Arrakis Finance review

2022 has not exactly been a good year for many DeFi protocols. So, it comes as a huge surprise when we see a project’s TVL grow by over 50% in the last 30 days. Arakis Finance, a practically unheard-of project, has racked up over $1 billion in TVL. These figures are hugely impressive.

The overall DeFi TVL fell 51% from $224 billion on April 1st to $109 billion on May 30th. But, Arrakis Finance has fared better than nearly all significant DeFi projects. From the beginning of 2022 until June, the TVL increased 680%.

Arrakis Finance defines itself as ” Web3’s liquidity layer, which at its core acts as a decentralized market-making platform, enabling projects to create deep liquidity for their tokens on decentralized exchanges.”

Arrakis Finance Aims to Solve DeFi Problems

The DeFi platform is a response to the issues that many web3 projects are now facing:

  1. Next-generation AMMs such as Uniswap v3 offer significant liquidity efficiency. But these often result in further complexity and risk to LPs.
  2. The multi-chain ecosystem increased liquidity fragmentation and made managing liquidity significantly more expensive.
  3. Projects are compelled to devote unnecessarily much time and money to difficult subjects like active liquidity management and cross-chain liquidity provision.

Moreover, Arrakis, formerly G-UNI, has worked towards addressing these problems since its debut. The protocol has shown extraordinary growth on all imaginable metrics. Arrakis Finance accounts for a huge part of the liquidity on Uniswap v3.

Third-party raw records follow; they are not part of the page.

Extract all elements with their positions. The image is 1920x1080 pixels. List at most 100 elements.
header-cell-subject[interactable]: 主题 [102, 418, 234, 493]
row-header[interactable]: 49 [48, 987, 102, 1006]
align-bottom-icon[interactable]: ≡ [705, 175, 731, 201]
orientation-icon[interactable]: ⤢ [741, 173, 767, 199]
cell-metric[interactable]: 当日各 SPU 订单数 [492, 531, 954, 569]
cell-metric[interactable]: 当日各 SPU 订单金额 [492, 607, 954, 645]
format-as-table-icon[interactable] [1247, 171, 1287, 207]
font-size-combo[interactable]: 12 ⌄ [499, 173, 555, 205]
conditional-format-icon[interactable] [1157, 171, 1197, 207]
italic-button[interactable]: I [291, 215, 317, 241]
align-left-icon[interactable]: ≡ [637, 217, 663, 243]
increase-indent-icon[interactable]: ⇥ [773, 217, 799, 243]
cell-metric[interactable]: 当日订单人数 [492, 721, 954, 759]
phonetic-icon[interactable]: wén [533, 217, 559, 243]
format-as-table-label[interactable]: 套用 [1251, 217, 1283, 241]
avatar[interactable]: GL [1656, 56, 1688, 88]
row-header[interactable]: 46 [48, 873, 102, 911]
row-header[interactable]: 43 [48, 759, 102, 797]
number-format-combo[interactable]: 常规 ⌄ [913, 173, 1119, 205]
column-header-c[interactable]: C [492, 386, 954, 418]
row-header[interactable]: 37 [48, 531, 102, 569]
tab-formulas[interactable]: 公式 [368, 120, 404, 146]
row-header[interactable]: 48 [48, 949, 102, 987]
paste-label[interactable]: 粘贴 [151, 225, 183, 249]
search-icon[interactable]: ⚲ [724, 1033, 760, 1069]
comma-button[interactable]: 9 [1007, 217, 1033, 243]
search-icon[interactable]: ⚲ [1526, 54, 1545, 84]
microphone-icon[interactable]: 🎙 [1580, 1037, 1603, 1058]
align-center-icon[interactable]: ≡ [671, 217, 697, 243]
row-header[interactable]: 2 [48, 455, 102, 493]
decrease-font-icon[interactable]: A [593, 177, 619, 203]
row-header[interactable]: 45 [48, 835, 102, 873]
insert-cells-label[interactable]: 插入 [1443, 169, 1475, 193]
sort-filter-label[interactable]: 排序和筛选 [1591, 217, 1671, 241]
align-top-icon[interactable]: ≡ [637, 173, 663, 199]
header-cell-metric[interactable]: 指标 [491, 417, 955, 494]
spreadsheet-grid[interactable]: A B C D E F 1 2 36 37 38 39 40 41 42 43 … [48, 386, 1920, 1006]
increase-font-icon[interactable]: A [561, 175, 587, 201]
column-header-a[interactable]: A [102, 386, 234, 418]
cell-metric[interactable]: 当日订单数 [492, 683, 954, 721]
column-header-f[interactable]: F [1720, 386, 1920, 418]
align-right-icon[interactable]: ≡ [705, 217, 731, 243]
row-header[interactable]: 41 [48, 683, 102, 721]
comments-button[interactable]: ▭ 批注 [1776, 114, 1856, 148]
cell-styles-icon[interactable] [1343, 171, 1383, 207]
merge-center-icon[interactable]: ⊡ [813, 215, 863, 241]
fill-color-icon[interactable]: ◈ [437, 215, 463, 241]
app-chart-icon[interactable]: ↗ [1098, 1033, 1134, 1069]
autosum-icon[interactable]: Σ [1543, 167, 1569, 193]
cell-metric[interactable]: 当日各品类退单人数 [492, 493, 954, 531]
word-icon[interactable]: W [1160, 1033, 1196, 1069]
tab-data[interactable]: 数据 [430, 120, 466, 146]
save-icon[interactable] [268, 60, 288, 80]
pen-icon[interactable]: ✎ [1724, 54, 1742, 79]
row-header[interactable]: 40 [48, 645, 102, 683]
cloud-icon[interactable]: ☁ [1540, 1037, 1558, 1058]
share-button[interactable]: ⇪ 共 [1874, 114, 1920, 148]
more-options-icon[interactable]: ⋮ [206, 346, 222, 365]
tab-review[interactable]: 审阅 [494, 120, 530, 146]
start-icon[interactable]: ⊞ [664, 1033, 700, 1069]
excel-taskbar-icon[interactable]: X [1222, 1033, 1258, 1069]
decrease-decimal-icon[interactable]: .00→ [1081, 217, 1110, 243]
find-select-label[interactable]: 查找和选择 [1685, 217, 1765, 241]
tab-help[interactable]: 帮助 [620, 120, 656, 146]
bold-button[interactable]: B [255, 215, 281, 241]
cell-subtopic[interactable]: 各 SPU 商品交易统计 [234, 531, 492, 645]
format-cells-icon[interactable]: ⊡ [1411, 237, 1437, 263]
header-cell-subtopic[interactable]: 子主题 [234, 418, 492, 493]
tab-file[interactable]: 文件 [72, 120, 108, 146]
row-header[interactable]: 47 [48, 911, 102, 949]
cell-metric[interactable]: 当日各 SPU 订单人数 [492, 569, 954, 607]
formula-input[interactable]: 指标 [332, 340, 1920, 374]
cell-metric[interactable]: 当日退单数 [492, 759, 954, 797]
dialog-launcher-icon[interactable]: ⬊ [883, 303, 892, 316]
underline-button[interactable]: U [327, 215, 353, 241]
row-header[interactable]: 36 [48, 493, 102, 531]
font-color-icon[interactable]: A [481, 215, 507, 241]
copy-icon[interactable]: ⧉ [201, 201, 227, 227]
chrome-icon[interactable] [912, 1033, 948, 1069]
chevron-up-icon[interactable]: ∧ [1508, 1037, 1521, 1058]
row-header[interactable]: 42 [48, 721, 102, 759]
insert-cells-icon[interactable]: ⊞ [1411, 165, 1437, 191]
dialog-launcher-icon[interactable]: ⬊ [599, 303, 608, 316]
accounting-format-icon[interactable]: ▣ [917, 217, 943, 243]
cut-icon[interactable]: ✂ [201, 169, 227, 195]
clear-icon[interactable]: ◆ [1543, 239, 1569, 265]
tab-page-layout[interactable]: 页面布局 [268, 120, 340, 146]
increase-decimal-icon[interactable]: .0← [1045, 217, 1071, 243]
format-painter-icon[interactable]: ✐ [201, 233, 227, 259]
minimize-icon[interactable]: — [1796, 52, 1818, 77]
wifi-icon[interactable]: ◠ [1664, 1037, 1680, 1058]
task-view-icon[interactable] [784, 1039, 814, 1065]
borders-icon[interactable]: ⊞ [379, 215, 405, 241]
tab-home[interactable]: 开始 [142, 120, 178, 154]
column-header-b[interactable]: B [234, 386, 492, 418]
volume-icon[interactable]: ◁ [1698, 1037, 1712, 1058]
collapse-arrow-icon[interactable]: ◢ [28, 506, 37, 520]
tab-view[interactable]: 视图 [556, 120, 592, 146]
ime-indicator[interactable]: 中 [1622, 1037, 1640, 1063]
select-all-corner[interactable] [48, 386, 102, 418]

A quote from the project’s co-founder, Ari Rodriguez, sums up Arrakis’s mission. He said, ” Arakis aims to become the liquidity layer of Web3 by creating a common platform where market makers and projects can collaborate to create a deep liquid market for their tokens. Projects will no longer have to deal with the intricacies of the underlying AMM, and their liquidity can be increased.”

Arrakis Vaults

Prominent DeFi projects such as Frax, Aave, MakerDAO, Olympus Pro, Synthetix, and many others have embraced Arrakis vaults since the release of its v1 version. Arrakis Vaults provide one of the greatest collateral/liquidity positions for many of these protocols. From all indications, Arrakis is an interesting project.

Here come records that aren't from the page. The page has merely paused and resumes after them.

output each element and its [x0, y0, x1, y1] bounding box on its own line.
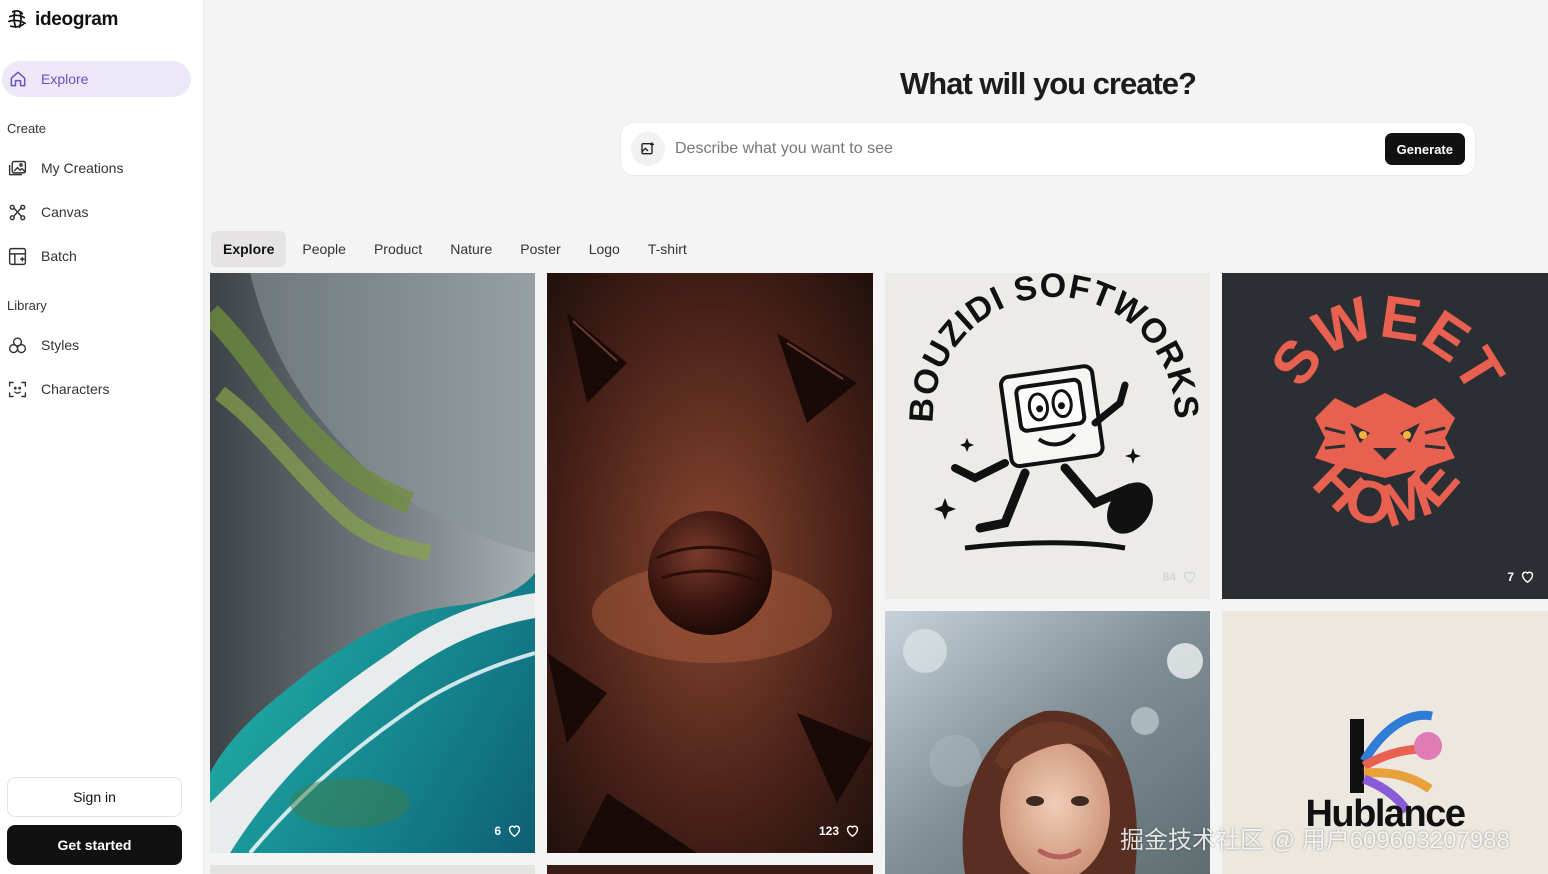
gallery-card-next-2[interactable] [547, 865, 873, 874]
app-root: ideogram Explore Create My Creations Can… [0, 0, 1548, 874]
tab-nature[interactable]: Nature [438, 231, 504, 267]
like-count-value: 6 [494, 823, 501, 838]
sidebar-item-explore[interactable]: Explore [2, 61, 191, 97]
bouzidi-softworks-logo: BOUZIDI SOFTWORKS [902, 273, 1205, 551]
heart-icon [846, 825, 859, 838]
sidebar-item-label: My Creations [41, 160, 124, 176]
gallery-card-chocolate[interactable]: 123 [547, 273, 873, 853]
brand-logo[interactable]: ideogram [6, 8, 118, 31]
sidebar-item-label: Explore [41, 71, 89, 87]
page-title: What will you create? [900, 66, 1197, 101]
gallery-card-coastal-cliff[interactable]: 6 [210, 273, 535, 853]
prompt-input[interactable] [675, 140, 1385, 158]
sign-in-button[interactable]: Sign in [7, 777, 182, 817]
sidebar-item-label: Characters [41, 381, 110, 397]
heart-icon [1183, 571, 1196, 584]
canvas-icon [9, 204, 26, 220]
sidebar-item-my-creations[interactable]: My Creations [7, 153, 192, 183]
gallery-card-next-1[interactable] [210, 865, 535, 874]
styles-icon [8, 336, 27, 353]
tab-tshirt[interactable]: T-shirt [636, 231, 699, 267]
sidebar-item-batch[interactable]: Batch [7, 241, 192, 271]
like-count[interactable]: 84 [1163, 568, 1198, 585]
sidebar-item-styles[interactable]: Styles [7, 330, 192, 360]
section-label-library: Library [7, 298, 47, 313]
sidebar-item-label: Canvas [41, 204, 89, 220]
sidebar-item-label: Styles [41, 337, 80, 353]
get-started-button[interactable]: Get started [7, 825, 182, 865]
sidebar-item-characters[interactable]: Characters [7, 374, 192, 404]
svg-text:SWEET: SWEET [1258, 282, 1518, 403]
sidebar-item-label: Batch [41, 248, 77, 264]
chocolate-truffle-image [547, 273, 873, 853]
batch-icon [8, 247, 27, 265]
ideogram-logo-icon [8, 9, 27, 29]
tab-people[interactable]: People [290, 231, 358, 267]
like-count[interactable]: 123 [819, 822, 861, 839]
sidebar: ideogram Explore Create My Creations Can… [0, 0, 204, 874]
like-count-value: 123 [818, 823, 839, 838]
section-label-create: Create [7, 121, 47, 136]
gallery-icon [8, 160, 27, 175]
watermark: 掘金技术社区 @ 用户609603207988 [1120, 827, 1510, 854]
prompt-bar: Generate [620, 122, 1476, 176]
tab-product[interactable]: Product [362, 231, 434, 267]
like-count-value: 84 [1162, 569, 1176, 584]
like-count[interactable]: 7 [1507, 568, 1536, 585]
sidebar-item-canvas[interactable]: Canvas [7, 197, 192, 227]
generate-button[interactable]: Generate [1384, 133, 1465, 165]
home-icon [10, 71, 26, 87]
tab-logo[interactable]: Logo [577, 231, 632, 267]
image-upload-button[interactable] [631, 132, 665, 166]
brand-name: ideogram [35, 8, 119, 30]
gallery-card-bouzidi[interactable]: BOUZIDI SOFTWORKS 84 [885, 273, 1210, 599]
heart-icon [508, 825, 521, 838]
category-tabs: Explore People Product Nature Poster Log… [211, 231, 703, 267]
tab-explore[interactable]: Explore [211, 231, 287, 267]
sweet-home-lion-logo: SWEET HOME [1258, 282, 1518, 540]
image-upload-icon [641, 142, 654, 155]
gallery-card-sweet-home[interactable]: SWEET HOME 7 [1222, 273, 1548, 599]
coastal-cliff-image [210, 273, 535, 853]
like-count-value: 7 [1507, 569, 1514, 584]
sweet-text: SWEET [1258, 282, 1518, 403]
heart-icon [1521, 571, 1534, 584]
tab-poster[interactable]: Poster [508, 231, 572, 267]
like-count[interactable]: 6 [494, 822, 523, 839]
characters-icon [8, 381, 27, 397]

According to documents from the platform, passively holding an ERC-20 LP token in Arrakis vaults exposes an LP to the basic automated strategy effectively. This promotes bottom-up innovations in liquidity aggregation, like those seen on Uniswap v2 type AMMs (Liquidity Mining, Protocol Owned Liquidity, and LP tokens as collateral), in more effective but also more intricate markets like Uniswap v3.

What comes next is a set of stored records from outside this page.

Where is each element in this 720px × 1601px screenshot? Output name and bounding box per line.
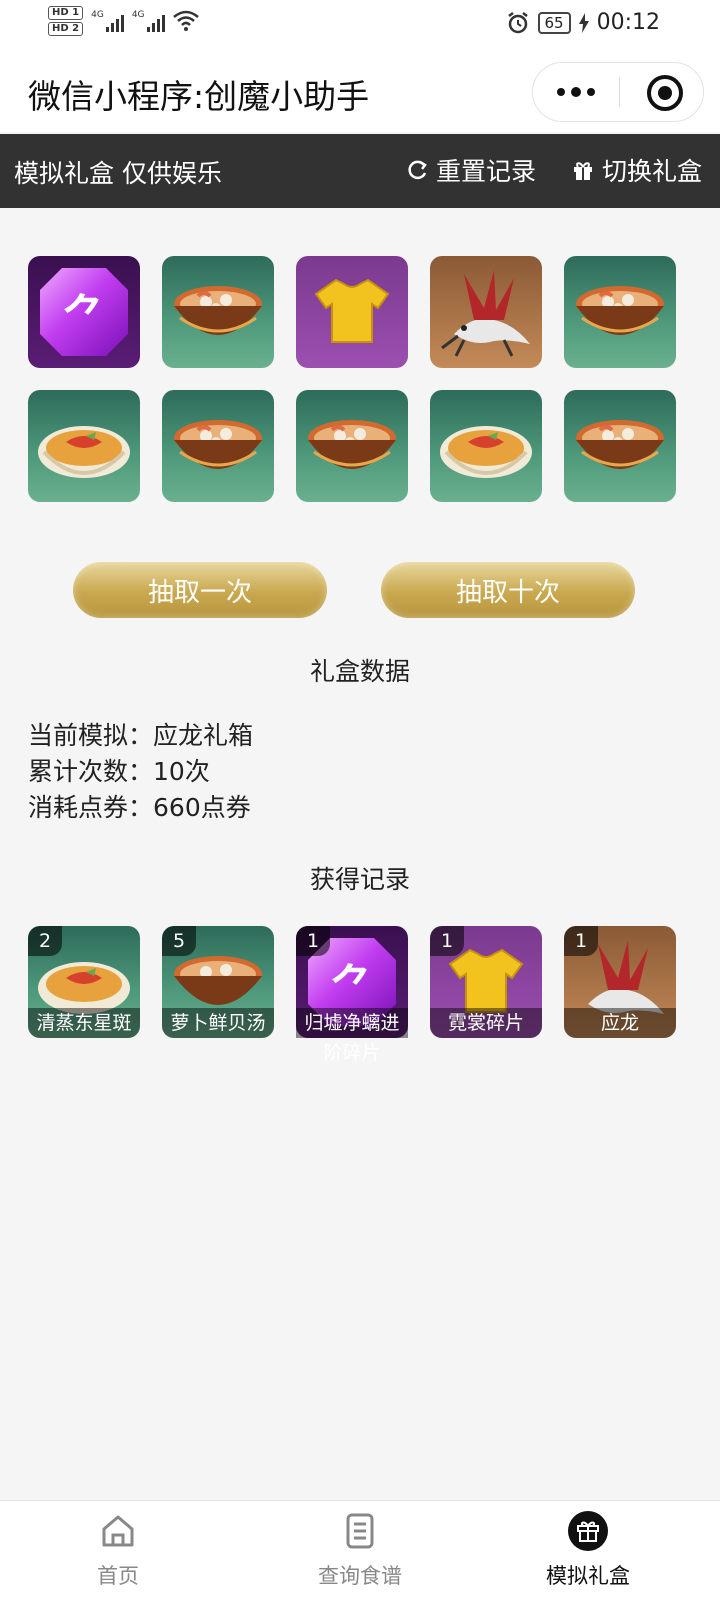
- switch-giftbox-button[interactable]: 切换礼盒: [572, 152, 702, 188]
- tab-recipes-label: 查询食谱: [318, 1564, 402, 1588]
- hd2-badge: HD 2: [48, 22, 84, 36]
- recipe-list-icon: [346, 1513, 374, 1549]
- shirt-icon: [448, 948, 524, 1013]
- record-count: 1: [296, 926, 330, 956]
- record-count: 2: [28, 926, 62, 956]
- dot-icon: [557, 88, 565, 96]
- records-title: 获得记录: [309, 865, 410, 894]
- bottom-tabbar: 首页 查询食谱 模拟礼盒: [0, 1500, 720, 1601]
- record-thumb: 1 应龙: [564, 926, 676, 1038]
- tab-giftbox[interactable]: 模拟礼盒: [513, 1511, 663, 1590]
- draw-count-row: 累计次数：10次: [28, 757, 210, 786]
- fish-dish-icon: [38, 426, 130, 478]
- soup-item: [296, 390, 408, 502]
- record-count: 1: [564, 926, 598, 956]
- alarm-icon: [507, 11, 528, 33]
- record-item: 5 萝卜鲜贝汤: [162, 926, 274, 1038]
- wifi-icon: [172, 10, 199, 31]
- record-name: 清蒸东星斑: [28, 1008, 140, 1038]
- reset-label: 重置记录: [436, 157, 537, 186]
- close-miniprogram-button[interactable]: [647, 75, 683, 111]
- record-name: 应龙: [564, 1008, 676, 1038]
- draw-ten-button[interactable]: 抽取十次: [381, 562, 635, 618]
- fish-dish-item: [28, 390, 140, 502]
- current-sim-row: 当前模拟：应龙礼箱: [28, 721, 254, 750]
- page-title: 微信小程序:创魔小助手: [28, 77, 370, 116]
- soup-bowl-icon: [174, 420, 262, 469]
- gift-icon: [574, 162, 592, 180]
- switch-label: 切换礼盒: [602, 157, 703, 186]
- giftbox-stats: 当前模拟：应龙礼箱 累计次数：10次 消耗点券：660点券: [28, 718, 253, 826]
- record-thumb: 2 清蒸东星斑: [28, 926, 140, 1038]
- record-item: ⺈ 1 归墟净螭进阶碎片: [296, 926, 408, 1068]
- record-name: 霓裳碎片: [430, 1008, 542, 1038]
- status-right: 65 00:12: [506, 10, 660, 35]
- soup-bowl-icon: [576, 420, 664, 469]
- hd1-badge: HD 1: [48, 6, 84, 20]
- tab-giftbox-label: 模拟礼盒: [546, 1564, 630, 1588]
- record-item: 2 清蒸东星斑: [28, 926, 140, 1038]
- signal-area: HD 1 HD 2 4G 4G: [48, 6, 199, 36]
- draw-results-grid: ⺈: [28, 256, 708, 502]
- charging-icon: [578, 12, 589, 33]
- soup-item: [564, 390, 676, 502]
- tab-home[interactable]: 首页: [43, 1511, 193, 1590]
- draw-once-button[interactable]: 抽取一次: [73, 562, 327, 618]
- dragon-item: [430, 256, 542, 368]
- cost-row: 消耗点券：660点券: [28, 793, 251, 822]
- reset-records-button[interactable]: 重置记录: [406, 152, 536, 188]
- record-item: 1 霓裳碎片: [430, 926, 542, 1038]
- record-thumb: 1 霓裳碎片: [430, 926, 542, 1038]
- tab-recipes[interactable]: 查询食谱: [285, 1511, 435, 1590]
- status-bar: HD 1 HD 2 4G 4G 65 00:12: [0, 0, 720, 52]
- soup-item: [564, 256, 676, 368]
- dot-icon: [587, 88, 595, 96]
- gift-icon: [568, 1511, 608, 1551]
- title-bar: 微信小程序:创魔小助手: [0, 52, 720, 132]
- soup-item: [162, 256, 274, 368]
- battery-level: 65: [537, 11, 571, 34]
- refresh-icon: [408, 160, 427, 180]
- clock-time: 00:12: [596, 10, 660, 35]
- capsule-divider: [619, 77, 620, 107]
- giftbox-header: 模拟礼盒 仅供娱乐 重置记录 切换礼盒: [0, 134, 720, 208]
- records-list: 2 清蒸东星斑 5 萝卜鲜贝汤 ⺈ 1 归墟净螭进阶碎片 1 霓裳碎片 1 应龙: [28, 926, 676, 1068]
- home-icon: [102, 1515, 134, 1547]
- fish-dish-item: [430, 390, 542, 502]
- record-thumb: ⺈ 1 归墟净螭进阶碎片: [296, 926, 408, 1068]
- shirt-item: [296, 256, 408, 368]
- record-item: 1 应龙: [564, 926, 676, 1038]
- giftbox-data-title: 礼盒数据: [309, 657, 410, 686]
- shirt-icon: [314, 278, 390, 343]
- soup-bowl-icon: [308, 420, 396, 469]
- record-name: 归墟净螭进阶碎片: [296, 1008, 408, 1068]
- gem-item: ⺈: [28, 256, 140, 368]
- fish-dish-icon: [440, 426, 532, 478]
- soup-item: [162, 390, 274, 502]
- signal-2-icon: 4G: [132, 10, 165, 32]
- tab-home-label: 首页: [97, 1564, 139, 1588]
- record-thumb: 5 萝卜鲜贝汤: [162, 926, 274, 1038]
- menu-capsule: [532, 62, 704, 122]
- more-button[interactable]: [533, 63, 619, 121]
- header-title: 模拟礼盒 仅供娱乐: [14, 159, 222, 188]
- dragon-icon: [441, 270, 530, 357]
- gem-icon: ⺈: [40, 268, 128, 356]
- soup-bowl-icon: [576, 286, 664, 335]
- soup-bowl-icon: [174, 286, 262, 335]
- record-name: 萝卜鲜贝汤: [162, 1008, 274, 1038]
- signal-1-icon: 4G: [91, 10, 124, 32]
- record-count: 1: [430, 926, 464, 956]
- record-count: 5: [162, 926, 196, 956]
- dot-icon: [571, 87, 581, 97]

Moreover, Arrakis paves the way for a fresh field of decentralized market innovation with the potential for tokenized products like:

  • Sophisticated multi-positions on concentrated AMMs
  • Cross-AMM positions
  • Liquidity as a Service Strategies
  • Cross-chain strategies
  • Auto-Hedged delta-neutral LP positions
  • LP positions coupled with lending/borrowing or options markets
  • Cross-chain strategies

The protocol’s ultimate goal is to bring together, develop, and maintain the best practices for providing effective DEX liquidity that is publicly available to anyone and easily integrated with the rest of DeFi. This way, Arrakis promotes deeper and more reliable liquidity for a variety of projects and use cases across the web3 ecosystem.

The $SPICE Token

Arrakis utilizes the $SPICE token to help it achieve its goal of decentralization. The token’s function is to enhance the Arrakis protocol with transparent governance and new incentive mechanisms. $SPICE will serve as the native governance token for Arrakis and will work similarly to the CRV token in the Curve ecosystem.